Query Circuit Breaker

Query circuit breaking is a protective mechanism used to prevent long-running or resource-consuming queries from having a negative impact on the system. When a query exceeds predefined resource or time limits, the circuit breaker mechanism automatically terminates the query to avoid adverse effects on system performance, resource usage, and other queries. This mechanism ensures the stability of the cluster in a multi-user environment, preventing a single query from exhausting system resources or slowing down responses, thereby improving overall availability and efficiency.

Doris provides two circuit breaker strategies that operate at different stages of the query lifecycle:

Dimension	SQL Block Rule (Planning-time)	Workload Policy (Runtime)
Effective Stage	Planning phase, blocked before execution	Execution phase, circuit broken during runtime
Judgment Basis	Estimated scan volume, SQL pattern matching	Real-time metrics such as execution time, memory usage, and scan volume
Accuracy	Based on cost estimation, may have false positives	Based on real-time monitoring, more accurate
Use Cases	Block known dangerous SQL patterns and full table scans	Circuit break unexpectedly large queries during execution
Applicable Statements	Any statement (DDL, DML)	select, insert into select, stream load, routine load

SQL Block Rule

SQL Block Rule is used to block statements that match specific patterns during the query planning phase.

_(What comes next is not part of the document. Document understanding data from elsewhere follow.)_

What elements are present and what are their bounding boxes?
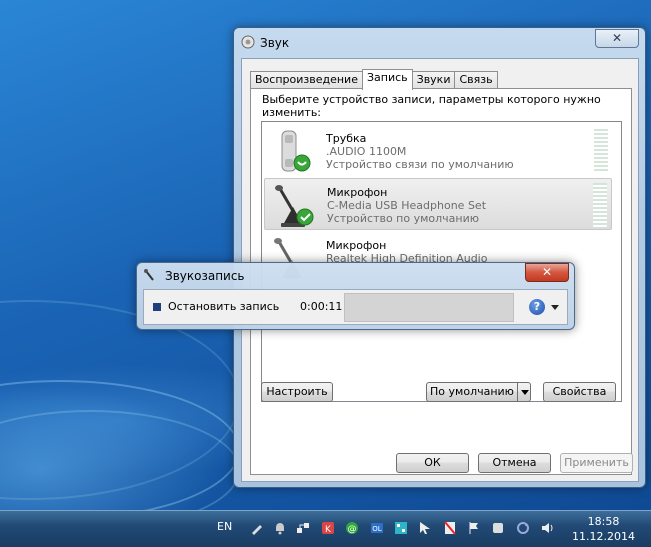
elapsed-time: 0:00:11 <box>300 300 343 313</box>
clock[interactable]: 18:58 11.12.2014 <box>572 514 635 544</box>
flag-icon[interactable] <box>467 521 481 535</box>
device-status: Устройство связи по умолчанию <box>326 158 514 171</box>
cancel-button[interactable]: Отмена <box>478 453 551 473</box>
sound-recorder-window: Звукозапись ✕ Остановить запись 0:00:11 … <box>136 262 575 330</box>
tab-playback[interactable]: Воспроизведение <box>250 71 363 89</box>
network-icon[interactable] <box>296 521 310 535</box>
list-item[interactable]: Трубка .AUDIO 1100M Устройство связи по … <box>264 125 612 177</box>
chevron-down-icon[interactable] <box>551 305 559 310</box>
device-icon[interactable] <box>491 521 505 535</box>
handset-icon <box>281 130 311 172</box>
sound-window: Звук ✕ Воспроизведение Запись Звуки Связ… <box>233 27 646 488</box>
device-driver: C-Media USB Headphone Set <box>327 199 487 212</box>
device-name: Микрофон <box>327 186 388 199</box>
taskbar: EN K @ OL 18:58 11.12.2014 <box>0 510 651 547</box>
tab-communications[interactable]: Связь <box>454 71 498 89</box>
mail-icon[interactable]: @ <box>345 521 359 535</box>
language-indicator[interactable]: EN <box>217 520 232 533</box>
window-title: Звукозапись <box>165 269 245 283</box>
level-meter <box>344 293 514 322</box>
set-default-button[interactable]: По умолчанию <box>426 382 518 402</box>
svg-text:OL: OL <box>372 525 382 533</box>
notification-icon[interactable] <box>273 521 287 535</box>
stop-icon[interactable] <box>153 303 161 311</box>
flag-off-icon[interactable] <box>443 521 457 535</box>
pen-icon[interactable] <box>250 521 264 535</box>
outlook-icon[interactable]: OL <box>370 521 384 535</box>
sync-icon[interactable] <box>516 521 530 535</box>
antivirus-icon[interactable]: K <box>321 521 335 535</box>
list-item[interactable]: Микрофон C-Media USB Headphone Set Устро… <box>264 178 612 230</box>
microphone-icon <box>144 269 154 281</box>
window-title: Звук <box>260 36 290 50</box>
tab-sounds[interactable]: Звуки <box>411 71 456 89</box>
stop-recording-button[interactable]: Остановить запись <box>168 300 279 313</box>
level-meter <box>593 183 607 227</box>
ok-button[interactable]: ОК <box>396 453 469 473</box>
configure-button[interactable]: Настроить <box>261 382 333 402</box>
volume-icon[interactable] <box>540 521 554 535</box>
clock-time: 18:58 <box>587 515 620 528</box>
level-meter <box>594 129 608 173</box>
qr-icon[interactable] <box>394 521 408 535</box>
cursor-icon[interactable] <box>418 521 432 535</box>
microphone-icon <box>275 185 314 227</box>
instruction-text: Выберите устройство записи, параметры ко… <box>262 93 601 119</box>
properties-button[interactable]: Свойства <box>543 382 616 402</box>
device-name: Микрофон <box>326 239 387 252</box>
recorder-body: Остановить запись 0:00:11 ? <box>143 289 568 325</box>
tab-strip: Воспроизведение Запись Звуки Связь <box>250 69 498 90</box>
close-button[interactable]: ✕ <box>525 263 569 282</box>
device-name: Трубка <box>326 132 367 145</box>
device-status: Устройство по умолчанию <box>327 212 480 225</box>
help-icon[interactable]: ? <box>529 299 545 315</box>
close-button[interactable]: ✕ <box>595 29 639 48</box>
clock-date: 11.12.2014 <box>572 530 635 543</box>
device-driver: .AUDIO 1100M <box>326 145 407 158</box>
apply-button[interactable]: Применить <box>560 453 633 473</box>
sound-settings-icon <box>241 35 255 49</box>
svg-text:@: @ <box>348 525 357 535</box>
tab-recording[interactable]: Запись <box>361 69 413 90</box>
set-default-dropdown[interactable] <box>517 382 531 402</box>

It is typically configured by database administrators (DBAs) to enhance cluster stability.

Each rule is defined by the following properties that control its behavior and scope:

Property	Description	Values
`sql`	Regular expression to match query statements	Java regex string
`sqlHash`	Hash value to match query statements	SQL hash value string
`cardinality`	Maximum number of rows allowed to scan	Positive integer
`partition_num`	Maximum number of partitions allowed to scan	Positive integer
`tablet_num`	Maximum number of buckets allowed to scan	Positive integer
`global`	Whether the rule is global	`"true"` (applies to all users) or `"false"` (applies only to bound users)
`enable`	Whether the rule is enabled	`"true"` or `"false"`

Use Cases and Examples

Case 1: Limiting Scan Row Count

In daily use, blind full table scan operations often occur, such as SELECT * FROM t. Scanning data significantly consumes BE's IO and CPU resources, posing a substantial challenge to cluster stability. You can set an upper limit on the number of rows scanned by a single query on a single table to prevent such operations:

CREATE SQL_BLOCK_RULE rule_card 
PROPERTIES
(
   "cardinality" = "1000",
   "global" = "true",
   "enable" = "true"
);

When a single table scan exceeds 1000 rows, the query execution will be blocked.

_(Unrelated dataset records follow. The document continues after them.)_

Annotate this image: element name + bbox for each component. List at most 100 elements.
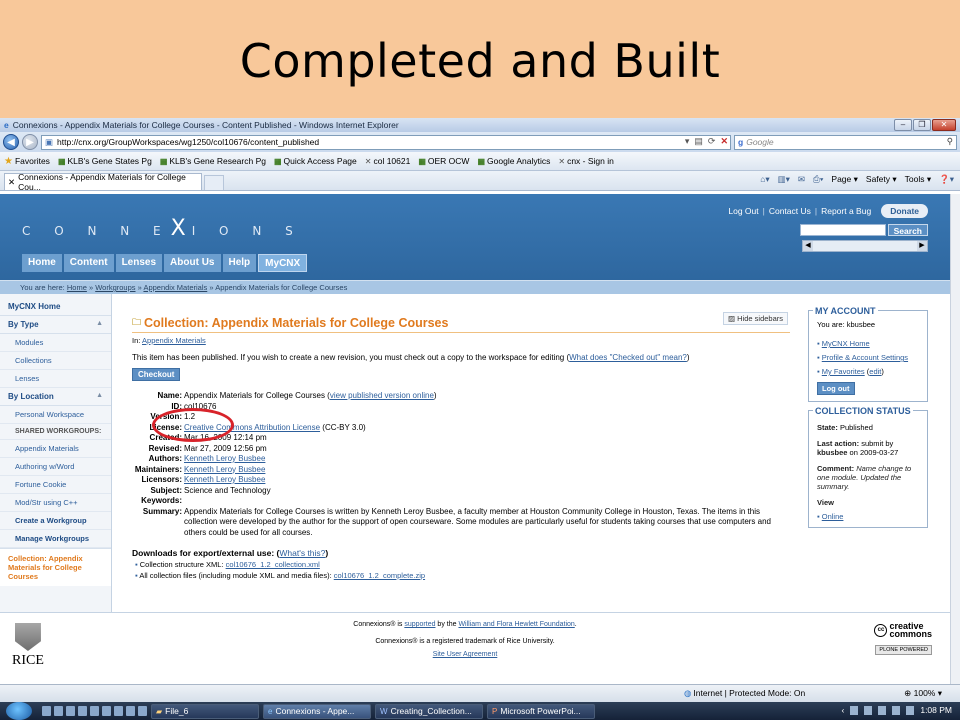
sidebar-mycnx-home[interactable]: MyCNX Home xyxy=(0,294,111,316)
sidebar-current-item[interactable]: Collection: Appendix Materials for Colle… xyxy=(0,548,111,586)
sidebar-item-personal[interactable]: Personal Workspace xyxy=(0,406,111,424)
sidebar-workgroup[interactable]: Mod/Str using C++ xyxy=(0,494,111,512)
sidebar-item-modules[interactable]: Modules xyxy=(0,334,111,352)
sidebar-by-type[interactable]: By Type ▲ xyxy=(0,316,111,334)
collapse-icon[interactable]: ▲ xyxy=(96,320,103,327)
favorite-link[interactable]: ▦ KLB's Gene States Pg xyxy=(58,156,152,166)
browser-tab[interactable]: ✕ Connexions - Appendix Materials for Co… xyxy=(4,172,202,192)
sidebar-create-workgroup[interactable]: Create a Workgroup xyxy=(0,512,111,530)
sidebar-manage-workgroups[interactable]: Manage Workgroups xyxy=(0,530,111,548)
site-search-button[interactable]: Search xyxy=(887,224,928,236)
report-bug-link[interactable]: Report a Bug xyxy=(821,206,871,216)
account-settings-link[interactable]: Profile & Account Settings xyxy=(822,353,908,362)
view-online-link[interactable]: Online xyxy=(822,512,844,521)
forward-button[interactable]: ▶ xyxy=(22,134,38,150)
collapse-icon[interactable]: ▲ xyxy=(96,392,103,399)
scroll-widget[interactable]: ◀ ▶ xyxy=(802,240,928,252)
back-button[interactable]: ◀ xyxy=(3,134,19,150)
sidebar-workgroup[interactable]: Authoring w/Word xyxy=(0,458,111,476)
taskbar-item[interactable]: W Creating_Collection... xyxy=(375,703,483,719)
favorite-link[interactable]: ▦ OER OCW xyxy=(418,156,469,166)
page-menu[interactable]: Page ▾ xyxy=(831,174,858,185)
feeds-icon[interactable]: ▥▾ xyxy=(778,174,790,185)
search-icon[interactable]: ⚲ xyxy=(947,136,953,147)
favorites-button[interactable]: ★ Favorites xyxy=(4,156,50,167)
tray-icon[interactable] xyxy=(864,705,873,715)
refresh-icon[interactable]: ⟳ xyxy=(708,136,716,147)
view-online-link[interactable]: view published version online xyxy=(330,391,434,400)
minimize-button[interactable]: – xyxy=(894,119,912,131)
sidebar-by-location[interactable]: By Location ▲ xyxy=(0,388,111,406)
whats-this-link[interactable]: What's this? xyxy=(279,548,325,558)
maximize-button[interactable]: ❐ xyxy=(913,119,931,131)
dropdown-icon[interactable]: ▾ xyxy=(685,136,690,147)
sidebar-item-collections[interactable]: Collections xyxy=(0,352,111,370)
donate-button[interactable]: Donate xyxy=(881,204,928,218)
collection-xml-link[interactable]: col10676_1.2_collection.xml xyxy=(226,560,320,569)
creative-commons-logo[interactable]: cc creative commons xyxy=(874,622,932,639)
tray-icon[interactable] xyxy=(892,705,901,715)
favorite-link[interactable]: ✕ cnx - Sign in xyxy=(558,156,613,166)
contact-link[interactable]: Contact Us xyxy=(769,206,811,216)
author-link[interactable]: Kenneth Leroy Busbee xyxy=(184,454,790,465)
connexions-logo[interactable]: C O N N EXI O N S xyxy=(22,216,303,241)
hide-sidebars-button[interactable]: ▨ Hide sidebars xyxy=(722,312,788,325)
search-input[interactable]: g Google ⚲ xyxy=(734,134,957,150)
quicklaunch-icon[interactable] xyxy=(54,706,63,716)
sidebar-workgroup[interactable]: Fortune Cookie xyxy=(0,476,111,494)
favorite-link[interactable]: ▦ Google Analytics xyxy=(477,156,550,166)
quicklaunch-icon[interactable] xyxy=(114,706,123,716)
favorite-link[interactable]: ✕ col 10621 xyxy=(365,156,411,166)
quicklaunch-icon[interactable] xyxy=(78,706,87,716)
user-agreement-link[interactable]: Site User Agreement xyxy=(433,651,498,658)
stop-icon[interactable]: ✕ xyxy=(720,136,728,147)
supported-link[interactable]: supported xyxy=(404,621,435,628)
plone-badge[interactable]: PLONE POWERED xyxy=(875,645,932,655)
hewlett-link[interactable]: William and Flora Hewlett Foundation xyxy=(458,621,574,628)
zoom-control[interactable]: ⊕ 100% ▾ xyxy=(904,688,942,699)
print-icon[interactable]: ⎙▾ xyxy=(813,174,823,185)
tray-icon[interactable] xyxy=(878,705,887,715)
quicklaunch-icon[interactable] xyxy=(42,706,51,716)
tools-menu[interactable]: Tools ▾ xyxy=(905,174,931,185)
nav-tab-lenses[interactable]: Lenses xyxy=(115,254,163,272)
checkout-button[interactable]: Checkout xyxy=(132,368,181,381)
sidebar-workgroup[interactable]: Appendix Materials xyxy=(0,440,111,458)
scroll-left-icon[interactable]: ◀ xyxy=(803,241,813,251)
url-input[interactable]: ▣ http://cnx.org/GroupWorkspaces/wg1250/… xyxy=(41,134,731,150)
start-button[interactable] xyxy=(6,702,32,720)
safety-menu[interactable]: Safety ▾ xyxy=(866,174,897,185)
favorites-edit-link[interactable]: edit xyxy=(869,367,881,376)
taskbar-item[interactable]: ▰ File_6 xyxy=(151,703,259,719)
rice-logo[interactable]: RICE xyxy=(12,623,44,669)
mail-icon[interactable]: ✉ xyxy=(798,174,805,185)
complete-zip-link[interactable]: col10676_1.2_complete.zip xyxy=(334,571,425,580)
taskbar-item[interactable]: e Connexions - Appe... xyxy=(263,703,371,719)
compat-icon[interactable]: ▤ xyxy=(694,136,703,147)
home-icon[interactable]: ⌂▾ xyxy=(760,174,769,185)
licensor-link[interactable]: Kenneth Leroy Busbee xyxy=(184,475,790,486)
nav-tab-home[interactable]: Home xyxy=(22,254,62,272)
my-favorites-link[interactable]: My Favorites xyxy=(822,367,865,376)
scroll-right-icon[interactable]: ▶ xyxy=(917,241,927,251)
in-workgroup-link[interactable]: Appendix Materials xyxy=(142,336,206,345)
breadcrumb-home[interactable]: Home xyxy=(67,283,87,292)
vertical-scrollbar[interactable] xyxy=(950,194,960,702)
help-icon[interactable]: ❓▾ xyxy=(939,174,954,185)
logout-button[interactable]: Log out xyxy=(817,382,855,395)
nav-tab-mycnx[interactable]: MyCNX xyxy=(258,254,308,272)
quicklaunch-icon[interactable] xyxy=(90,706,99,716)
breadcrumb-appendix[interactable]: Appendix Materials xyxy=(143,283,207,292)
taskbar-item[interactable]: P Microsoft PowerPoi... xyxy=(487,703,595,719)
tray-icon[interactable] xyxy=(850,705,859,715)
favorite-link[interactable]: ▦ Quick Access Page xyxy=(274,156,357,166)
maintainer-link[interactable]: Kenneth Leroy Busbee xyxy=(184,465,790,476)
tray-arrow-icon[interactable]: ‹ xyxy=(842,705,845,715)
quicklaunch-icon[interactable] xyxy=(138,706,147,716)
quicklaunch-icon[interactable] xyxy=(66,706,75,716)
tray-icon[interactable] xyxy=(906,705,915,715)
nav-tab-help[interactable]: Help xyxy=(222,254,257,272)
account-mycnx-link[interactable]: MyCNX Home xyxy=(822,339,870,348)
clock[interactable]: 1:08 PM xyxy=(920,705,952,715)
quicklaunch-icon[interactable] xyxy=(102,706,111,716)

Case 2: Limiting Scan Partition Count

Scanning too many partitions can significantly increase BE's CPU consumption. Additionally, if the query targets an external table, it may incur significant network overhead and metadata retrieval overhead. This is often caused by forgetting to write filtering conditions on partition columns or writing them incorrectly. You can set a partition count limit to avoid such issues:

CREATE SQL_BLOCK_RULE rule_part_num 
PROPERTIES
(
   "partition_num" = "30",
   "global" = "true",
   "enable" = "true"
);

When the number of partitions scanned for a single table exceeds 30, the query execution will be blocked.

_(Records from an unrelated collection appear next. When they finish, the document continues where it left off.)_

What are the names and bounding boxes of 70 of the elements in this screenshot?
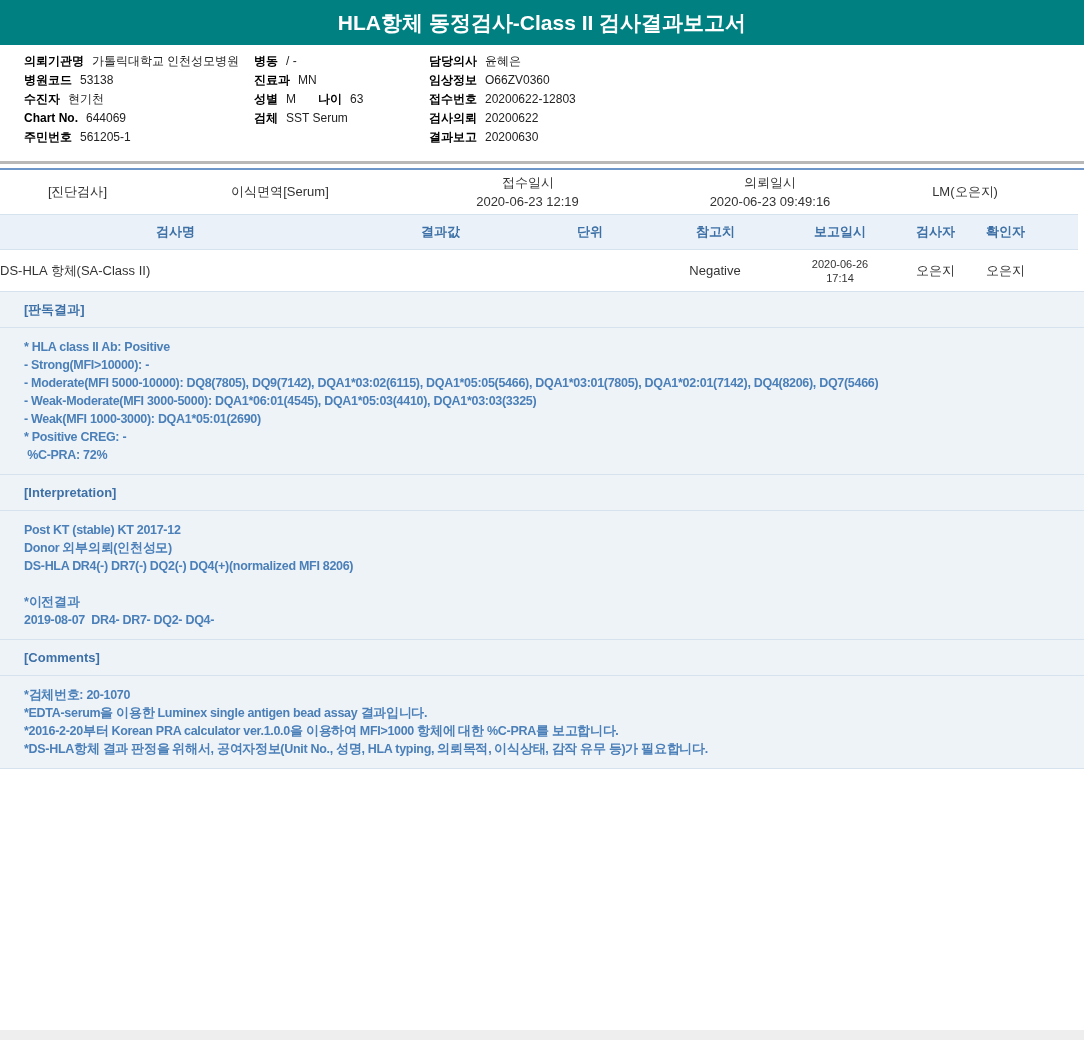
field-value: 53138 xyxy=(80,72,114,89)
field-label: 주민번호 xyxy=(24,129,72,146)
column-header: 단위 xyxy=(576,223,604,242)
field-label: 병원코드 xyxy=(24,72,72,89)
report-line: DS-HLA DR4(-) DR7(-) DQ2(-) DQ4(+)(normalized MFI 8206) xyxy=(24,558,355,575)
field-value: 20200630 xyxy=(485,129,539,146)
section-heading: [Interpretation] xyxy=(24,483,117,502)
column-header: 결과값 xyxy=(419,223,461,242)
report-line: *EDTA-serum을 이용한 Luminex single antigen bead assay 결과입니다. xyxy=(24,705,429,722)
report-line: %C-PRA: 72% xyxy=(26,447,109,464)
tester-cell-text: 오은지 xyxy=(914,261,956,280)
requested-label: 의뢰일시 xyxy=(744,173,796,192)
confirmer-cell-text: 오은지 xyxy=(984,261,1026,280)
field-value: 561205-1 xyxy=(80,129,131,146)
field-label: 진료과 xyxy=(254,72,290,89)
field-label: 검체 xyxy=(254,110,278,127)
field-value: MN xyxy=(298,72,317,89)
field-label: 담당의사 xyxy=(429,53,477,70)
field-value: M xyxy=(286,91,296,108)
report-line: * Positive CREG: - xyxy=(24,429,128,446)
report-line: 2019-08-07 DR4- DR7- DQ2- DQ4- xyxy=(24,612,216,629)
field-label: Chart No. xyxy=(24,110,78,127)
column-header: 참고치 xyxy=(694,223,736,242)
report-line: - Strong(MFI>10000): - xyxy=(24,357,150,374)
field-label: 의뢰기관명 xyxy=(24,53,84,70)
field-value: 20200622-12803 xyxy=(485,91,576,108)
report-date-cell: 2020-06-26 xyxy=(811,256,869,271)
field-label: 결과보고 xyxy=(429,129,477,146)
test-name-cell-text: DS-HLA 항체(SA-Class II) xyxy=(0,261,152,280)
requested-datetime: 2020-06-23 09:49:16 xyxy=(709,193,831,211)
department-text: 이식면역[Serum] xyxy=(230,183,330,202)
report-line: Post KT (stable) KT 2017-12 xyxy=(24,522,182,539)
field-value: 현기천 xyxy=(68,91,104,108)
report-line: - Weak-Moderate(MFI 3000-5000): DQA1*06:01(4545), DQA1*05:03(4410), DQA1*03:03(3325) xyxy=(24,393,538,410)
field-label: 검사의뢰 xyxy=(429,110,477,127)
section-heading: [판독결과] xyxy=(24,300,85,319)
report-line: *DS-HLA항체 결과 판정을 위해서, 공여자정보(Unit No., 성명, HLA typing, 의뢰목적, 이식상태, 감작 유무 등)가 필요합니다. xyxy=(24,741,709,758)
column-header: 검사명 xyxy=(154,223,196,242)
section-heading: [Comments] xyxy=(24,648,100,667)
category-text: [진단검사] xyxy=(46,183,109,202)
field-label: 접수번호 xyxy=(429,91,477,108)
field-value: 윤혜은 xyxy=(485,53,521,70)
field-value: 63 xyxy=(350,91,364,108)
received-label: 접수일시 xyxy=(501,173,554,192)
field-label: 성별 xyxy=(254,91,278,108)
field-value: 가톨릭대학교 인천성모병원 xyxy=(92,53,240,70)
column-header: 검사자 xyxy=(914,223,956,242)
field-label: 병동 xyxy=(254,53,278,70)
column-header: 확인자 xyxy=(984,223,1026,242)
report-line: *검체번호: 20-1070 xyxy=(24,687,132,704)
report-line: * HLA class II Ab: Positive xyxy=(24,339,171,356)
field-value: / - xyxy=(286,53,297,70)
field-value: 20200622 xyxy=(485,110,539,127)
reference-cell-text: Negative xyxy=(688,261,742,280)
field-value: SST Serum xyxy=(286,110,348,127)
report-line: *2016-2-20부터 Korean PRA calculator ver.1.0.0을 이용하여 MFI>1000 항체에 대한 %C-PRA를 보고합니다. xyxy=(24,723,620,740)
field-label: 나이 xyxy=(318,91,342,108)
report-line: - Weak(MFI 1000-3000): DQA1*05:01(2690) xyxy=(24,411,262,428)
field-label: 임상정보 xyxy=(429,72,477,89)
field-label: 수진자 xyxy=(24,91,60,108)
lab-text: LM(오은지) xyxy=(931,183,999,202)
report-line: - Moderate(MFI 5000-10000): DQ8(7805), DQ9(7142), DQA1*03:02(6115), DQA1*05:05(5466), DQA1*03:01(7805), DQA1*02:01(7142), DQ4(8206), DQ7(5466) xyxy=(24,375,880,392)
report-line: Donor 외부의뢰(인천성모) xyxy=(24,540,173,557)
column-header: 보고일시 xyxy=(813,223,867,242)
report-time-cell: 17:14 xyxy=(826,270,854,285)
field-value: O66ZV0360 xyxy=(485,72,550,89)
received-datetime: 2020-06-23 12:19 xyxy=(476,193,579,211)
report-title-bar: HLA항체 동정검사-Class II 검사결과보고서 xyxy=(0,0,1084,45)
report-line: *이전결과 xyxy=(24,594,81,611)
field-value: 644069 xyxy=(86,110,127,127)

Case 3: Limiting Scan Bucket Count

Scanning too many buckets can also significantly increase BE's CPU consumption. You can set a bucket count limit to avoid such issues:

CREATE SQL_BLOCK_RULE rule_teblet_num 
PROPERTIES
(
   "tablet_num" = "200",
   "global" = "true",
   "enable" = "true"
);

When the number of buckets scanned in a single table exceeds 200, the query execution will be blocked.

Case 4: Blocking Specific SQL Patterns

Certain query patterns may cause high computational complexity, long planning time, and other issues. You can block these queries using regular expression matching.

Example 1: Blocking a specific function

For example, to block the abs function:

CREATE SQL_BLOCK_RULE rule_abs
PROPERTIES(
  "sql"="(?i)abs\\s*\\(.+\\)",
  "global"="true",
  "enable"="true"
);

In the above regular expression:

(?i) indicates case-insensitive matching
abs is the target function to be blocked
\\s* signifies that any amount of whitespace is allowed between abs and the left parenthesis
\\(.+\\) matches the function parameters

Example 2: Blocking other dangerous operations

Similarly, you can use the same method to block set global to prevent unintended variable changes, or block truncate table to prevent unintended data deletions.

Case 5: Setting Rules for Specific Users

By default, block rules apply globally ("global" = "true"). To apply a rule only to specific users, you can create a user-level block rule:

Set "global" to "false" when creating the rule:

CREATE SQL_BLOCK_RULE rule_001
PROPERTIES (
  "sql"="select * from t",
  "global" = "false",
  "enable" = "true"
)

Bind the rule to the target user:

SET PROPERTY FOR 'root' 'SQL_block_rules' = 'rule_001';

Verify the rule is effective:

MySQL root@127.0.0.1:test> select * from t;
(1105, 'errCode = 2, detailMessage = errCode = 2, detailMessage = SQL match regex SQL block rule: rule_001')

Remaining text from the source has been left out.